Asked about the 22nd Amendment of the US Constitution, which plainly forbids a president from serving more than two terms in office, Bannon proclaimed that “there are many different alternatives” to get around it.
“At the appropriate time, we’ll lay out what the plan is,” he said. “But there’s a plan. And President Trump will be president in ’28.”
Bannon continued: “We have to finish what we started... I know this will drive you guys crazy, but [Trump] is a vehicle of divine providence. He’s an instrument. He’s very imperfect. He’s not churchy. But he is an instrument of divine will.”
“We need him for at least one more term,” Bannon reiterated, “and he’ll get that in ’28.”
In recent days, Trump has increasingly signaled his intent to run for a third term, selling “Trump 2028” merchandise on his website and displaying it in the Oval Office during negotiations with Democrats over the government shutdown.
His recent demolition of the White House’s East Wing to build a luxury ballroom has also raised alarms that Trump increasingly views himself as its permanent resident rather than a temporary steward.
Bannon was adamant that Trump would not only serve a third term, but that his staying in office would be “by the will of the American people.”
This assumption is out of line with what polls would seem to predict: Trump’s support recently hit a new low in his second term, with just 37% of voters approving of his job performance in the latest Associated Press-NORC Center for Public Affairs Research poll, compared to 61% who disapprove.
Bannon’s comments came days after the New York Times reported that Trump’s handpicked election officials have called for him to declare a “national emergency” ahead of the 2026 midterm election, which they say would allow him to assert more control over election laws and impose new rules on state and local elections without approval from Congress.
Max Flugrath of the voting rights group Fair Fight Action, who warned earlier this week of Trump’s plans to “hijack” the next elections, said that by pushing for a third term for the president, “Bannon is basically saying, ‘Let’s light the Constitution on fire.’”
Author and activist Jim Stewartson noted that Bannon “uses the same alchemy as [House Speaker] Mike Johnson and [Defense Secretary] Pete Hegseth to rationalize destroying the Constitution: ‘spiritual war.’”
Johnson has argued that the US government “must be biblically sanctioned” and that the Founders’ idea of the separation of church and state was “a misnomer.” Hegseth, meanwhile, has endorsed a video of a far-right pastor discussing the need to repeal the 19th Amendment, which enshrined the right of women to vote.
Some pointed out that Bannon often manages to create a stir in the media by saying provocative things and claiming to have privileged knowledge about the machinations of Trump’s inner circle.
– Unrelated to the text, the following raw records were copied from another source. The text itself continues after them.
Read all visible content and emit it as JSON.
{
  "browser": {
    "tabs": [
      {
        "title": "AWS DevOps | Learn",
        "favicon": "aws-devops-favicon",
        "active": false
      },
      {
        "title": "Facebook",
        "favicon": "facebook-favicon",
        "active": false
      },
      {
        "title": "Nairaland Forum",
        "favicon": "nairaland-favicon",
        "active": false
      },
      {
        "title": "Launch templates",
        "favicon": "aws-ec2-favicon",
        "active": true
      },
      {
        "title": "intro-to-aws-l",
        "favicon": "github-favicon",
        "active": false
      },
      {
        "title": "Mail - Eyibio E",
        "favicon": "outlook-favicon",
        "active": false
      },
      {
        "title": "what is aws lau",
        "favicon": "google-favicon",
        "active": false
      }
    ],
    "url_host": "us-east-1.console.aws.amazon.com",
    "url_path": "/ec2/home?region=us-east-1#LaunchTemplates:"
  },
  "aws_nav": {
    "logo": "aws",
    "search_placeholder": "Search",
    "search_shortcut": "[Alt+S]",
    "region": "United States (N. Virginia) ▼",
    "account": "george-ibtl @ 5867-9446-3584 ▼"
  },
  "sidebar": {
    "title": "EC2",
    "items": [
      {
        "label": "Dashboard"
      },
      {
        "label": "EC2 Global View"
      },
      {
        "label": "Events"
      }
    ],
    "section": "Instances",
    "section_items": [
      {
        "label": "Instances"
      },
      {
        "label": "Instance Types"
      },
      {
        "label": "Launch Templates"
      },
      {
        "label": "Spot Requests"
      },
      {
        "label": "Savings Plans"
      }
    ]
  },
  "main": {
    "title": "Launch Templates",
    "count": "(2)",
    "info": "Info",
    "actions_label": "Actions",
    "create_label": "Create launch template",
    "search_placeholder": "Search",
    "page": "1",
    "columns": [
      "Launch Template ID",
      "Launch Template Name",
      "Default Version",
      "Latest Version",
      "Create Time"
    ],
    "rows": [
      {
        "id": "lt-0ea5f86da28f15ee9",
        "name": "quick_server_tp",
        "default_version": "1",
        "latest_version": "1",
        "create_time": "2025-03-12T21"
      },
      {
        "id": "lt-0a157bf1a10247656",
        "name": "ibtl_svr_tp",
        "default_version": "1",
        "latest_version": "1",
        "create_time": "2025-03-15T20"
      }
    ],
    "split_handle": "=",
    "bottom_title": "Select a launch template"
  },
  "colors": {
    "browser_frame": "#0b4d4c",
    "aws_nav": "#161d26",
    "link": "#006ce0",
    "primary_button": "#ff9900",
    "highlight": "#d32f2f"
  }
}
It’s not the first time Bannon has raised the possibility of a third Trump term.
“A question that I’ve never seen fully resolved is to what degree Bannon is just trying to get attention as a media figure and to what degree he’s actually clued in to what’s going on in the White House,” said HeatMap News correspondent Matthew Zeitlin.
However, Bannon was in the know about Trump’s plot to overturn the 2020 election well before it happened. Days before the vote, he was recorded telling right-wing allies that “What Trump’s gonna do is just declare victory... He’s gonna declare victory. But that doesn’t mean he’s a winner. He’s just gonna say he’s a winner.”
Others said that Bannon’s prognosis about a third Trump term is gravely serious, especially given Trump’s other actions during his second term.
“I would love to be wrong, but they keep saying this in public,” said writer John DiLillo. “He’s selling Trump 2028 merch. He’s massively remodeling the White House as if it were his personal residence. I don’t really see why the idea shouldn’t be taken seriously just because it’s ‘unconstitutional.’”
Mehdi Hasan, founder of the media outlet Zeteo, meanwhile, said: “They’re literally shouting it out loud! Their plan to overturn the Constitution and democracy. They’re not hiding it. They’re bragging about it. And the media are just ignoring it, or worse, normalizing it; the biggest story perhaps in modern American history.”